The years passed and they knew she didn't have long, but she never complained. They watched movies and went to town events even when she was in a wheelchair. She stubbornly refused chemotherapy, saying it wouldn't help much and she would rather have her hair. When it got really bad, they wrote their will together. A few days after that she had to be hospitalized.

They put her in a drug-induced coma when she could no longer breathe on her own. That was four months ago. Now she was on a respirator, and he had decided that no miracle was going to happen. She wasn't going to wake up.

He was crying now, as he laced and twined his fingers with hers.

They'd had a good a run. Love couldn't even . . . It was time to let her go. He had told the doctors that they could unplug the machines. He listened now, and it seemed the beeping and whirring around him was quieter. He couldn't live without her, and he wouldn't say goodbye. Almost there, he told her silently. I'll be right behind you.

The door opened quietly behind him and he heard Lorelai's voice. She was crying. "Jess, I know I said you could be with her, but I changed my mind because mothers definitely should be here when – when – "

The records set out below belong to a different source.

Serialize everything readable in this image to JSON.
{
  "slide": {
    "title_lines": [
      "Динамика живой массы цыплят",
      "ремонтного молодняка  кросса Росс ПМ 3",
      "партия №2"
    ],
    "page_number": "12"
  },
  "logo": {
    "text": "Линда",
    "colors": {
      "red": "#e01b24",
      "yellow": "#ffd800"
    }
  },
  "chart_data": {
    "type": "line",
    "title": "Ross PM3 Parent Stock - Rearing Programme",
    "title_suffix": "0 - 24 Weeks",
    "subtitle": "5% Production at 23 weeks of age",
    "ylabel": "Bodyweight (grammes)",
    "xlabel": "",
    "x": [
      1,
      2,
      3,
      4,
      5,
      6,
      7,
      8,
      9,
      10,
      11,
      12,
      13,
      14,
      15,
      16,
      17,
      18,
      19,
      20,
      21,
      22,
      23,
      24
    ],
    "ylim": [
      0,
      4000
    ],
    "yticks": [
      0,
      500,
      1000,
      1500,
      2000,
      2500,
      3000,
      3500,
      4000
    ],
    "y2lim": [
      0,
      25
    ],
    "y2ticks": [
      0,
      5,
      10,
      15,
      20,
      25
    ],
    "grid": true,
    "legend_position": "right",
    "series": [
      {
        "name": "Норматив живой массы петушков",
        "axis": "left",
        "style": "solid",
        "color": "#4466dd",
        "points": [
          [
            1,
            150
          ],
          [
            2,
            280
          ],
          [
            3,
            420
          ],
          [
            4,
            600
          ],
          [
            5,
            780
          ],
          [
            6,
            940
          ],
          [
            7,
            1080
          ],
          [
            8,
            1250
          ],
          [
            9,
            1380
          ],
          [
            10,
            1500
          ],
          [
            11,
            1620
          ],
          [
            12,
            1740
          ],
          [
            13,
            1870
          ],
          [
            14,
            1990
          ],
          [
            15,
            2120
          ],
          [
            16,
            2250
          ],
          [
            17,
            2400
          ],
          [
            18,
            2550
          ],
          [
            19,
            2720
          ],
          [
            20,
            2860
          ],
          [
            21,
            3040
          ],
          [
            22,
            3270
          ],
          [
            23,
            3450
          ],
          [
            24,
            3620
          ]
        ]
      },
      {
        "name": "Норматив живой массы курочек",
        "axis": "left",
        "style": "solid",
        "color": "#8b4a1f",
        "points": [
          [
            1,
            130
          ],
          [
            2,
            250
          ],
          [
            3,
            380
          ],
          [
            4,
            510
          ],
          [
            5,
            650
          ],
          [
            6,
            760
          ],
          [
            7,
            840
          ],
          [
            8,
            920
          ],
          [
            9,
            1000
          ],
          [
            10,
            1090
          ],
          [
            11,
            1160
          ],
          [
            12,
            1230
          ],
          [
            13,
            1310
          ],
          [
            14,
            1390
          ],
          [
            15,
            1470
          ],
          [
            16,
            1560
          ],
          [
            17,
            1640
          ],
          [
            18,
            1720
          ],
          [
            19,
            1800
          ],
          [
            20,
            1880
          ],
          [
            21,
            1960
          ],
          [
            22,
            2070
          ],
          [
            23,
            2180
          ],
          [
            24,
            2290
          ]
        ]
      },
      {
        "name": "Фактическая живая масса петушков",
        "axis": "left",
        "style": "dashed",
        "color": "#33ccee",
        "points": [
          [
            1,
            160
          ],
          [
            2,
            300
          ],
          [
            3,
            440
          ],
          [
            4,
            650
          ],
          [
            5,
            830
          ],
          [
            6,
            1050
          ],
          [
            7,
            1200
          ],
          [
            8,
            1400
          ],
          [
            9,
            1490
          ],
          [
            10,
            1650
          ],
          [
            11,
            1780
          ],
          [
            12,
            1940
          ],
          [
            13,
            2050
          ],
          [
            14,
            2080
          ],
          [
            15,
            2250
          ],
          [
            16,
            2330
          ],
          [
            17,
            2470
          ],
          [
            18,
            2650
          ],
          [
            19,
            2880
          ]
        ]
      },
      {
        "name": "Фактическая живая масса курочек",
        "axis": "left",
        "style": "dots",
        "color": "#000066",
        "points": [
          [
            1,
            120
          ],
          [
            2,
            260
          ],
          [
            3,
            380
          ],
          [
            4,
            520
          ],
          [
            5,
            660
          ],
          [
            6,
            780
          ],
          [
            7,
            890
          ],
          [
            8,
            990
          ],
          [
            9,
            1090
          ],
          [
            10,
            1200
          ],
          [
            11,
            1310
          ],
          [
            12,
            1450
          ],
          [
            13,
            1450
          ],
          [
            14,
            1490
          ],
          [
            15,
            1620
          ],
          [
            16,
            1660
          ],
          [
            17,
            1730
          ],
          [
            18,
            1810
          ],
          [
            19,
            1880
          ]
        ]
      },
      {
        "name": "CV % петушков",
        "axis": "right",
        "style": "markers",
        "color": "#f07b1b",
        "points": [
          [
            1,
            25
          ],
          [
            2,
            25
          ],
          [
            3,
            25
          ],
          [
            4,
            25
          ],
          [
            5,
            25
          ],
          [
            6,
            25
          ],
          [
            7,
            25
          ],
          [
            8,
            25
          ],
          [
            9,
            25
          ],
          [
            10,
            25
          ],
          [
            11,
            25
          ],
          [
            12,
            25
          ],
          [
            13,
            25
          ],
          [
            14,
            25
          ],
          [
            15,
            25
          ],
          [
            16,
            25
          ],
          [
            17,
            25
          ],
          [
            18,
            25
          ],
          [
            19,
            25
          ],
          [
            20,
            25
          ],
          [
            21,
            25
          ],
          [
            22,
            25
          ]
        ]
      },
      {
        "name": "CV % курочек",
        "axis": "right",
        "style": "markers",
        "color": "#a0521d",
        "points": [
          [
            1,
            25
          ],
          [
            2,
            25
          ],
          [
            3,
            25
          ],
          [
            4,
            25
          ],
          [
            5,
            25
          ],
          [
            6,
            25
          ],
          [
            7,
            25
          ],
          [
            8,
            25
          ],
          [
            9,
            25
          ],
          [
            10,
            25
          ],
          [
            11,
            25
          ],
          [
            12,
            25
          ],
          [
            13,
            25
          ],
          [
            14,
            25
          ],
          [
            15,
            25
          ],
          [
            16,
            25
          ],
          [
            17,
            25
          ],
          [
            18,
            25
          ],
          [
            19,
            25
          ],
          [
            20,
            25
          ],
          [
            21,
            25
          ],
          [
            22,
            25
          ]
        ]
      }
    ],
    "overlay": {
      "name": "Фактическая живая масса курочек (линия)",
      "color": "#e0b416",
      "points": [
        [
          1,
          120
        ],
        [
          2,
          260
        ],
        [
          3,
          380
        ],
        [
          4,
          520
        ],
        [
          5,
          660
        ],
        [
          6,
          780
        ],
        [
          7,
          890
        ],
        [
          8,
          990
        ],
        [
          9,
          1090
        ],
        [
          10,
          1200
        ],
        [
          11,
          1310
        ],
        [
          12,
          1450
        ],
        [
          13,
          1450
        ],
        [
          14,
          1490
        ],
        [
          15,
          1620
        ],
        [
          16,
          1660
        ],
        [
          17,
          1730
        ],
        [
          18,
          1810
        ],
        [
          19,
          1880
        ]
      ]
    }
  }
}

He felt a heavy hand on his shoulder. Luke.

No one spoke. A low whine from the life support machine broke the silence. Tears were falling thick and fast, and he let go of her hand and turned to embrace his uncle.

--

It was dark when he left the hospital. He felt hollow, empty, but not afraid. He had already made up his mind a long time ago.

Their house in Stars Hollow was small, but it was filled with her presence. He knew he should be feeling alone, but he could sense her all around him. He hung up his coat, took off his shoes, and got a glass of water. From the bathroom cupboard he took a fat bottle of sleeping pills. He'd swiped it from a nurse months ago.

He could hear her laughter around him, calling his name.

He was thirty-four, and she had been in his life for exactly half of it. That was enough for him, and he wouldn't live another day without her. He'd seen the world. Published six books. There was nothing else to do. He settled into the bed they'd shared, and swallowed every last pill in the bottle. He closed his eyes as blackness overtook his vision. Beyond the dark, he could see Rory waiting for him.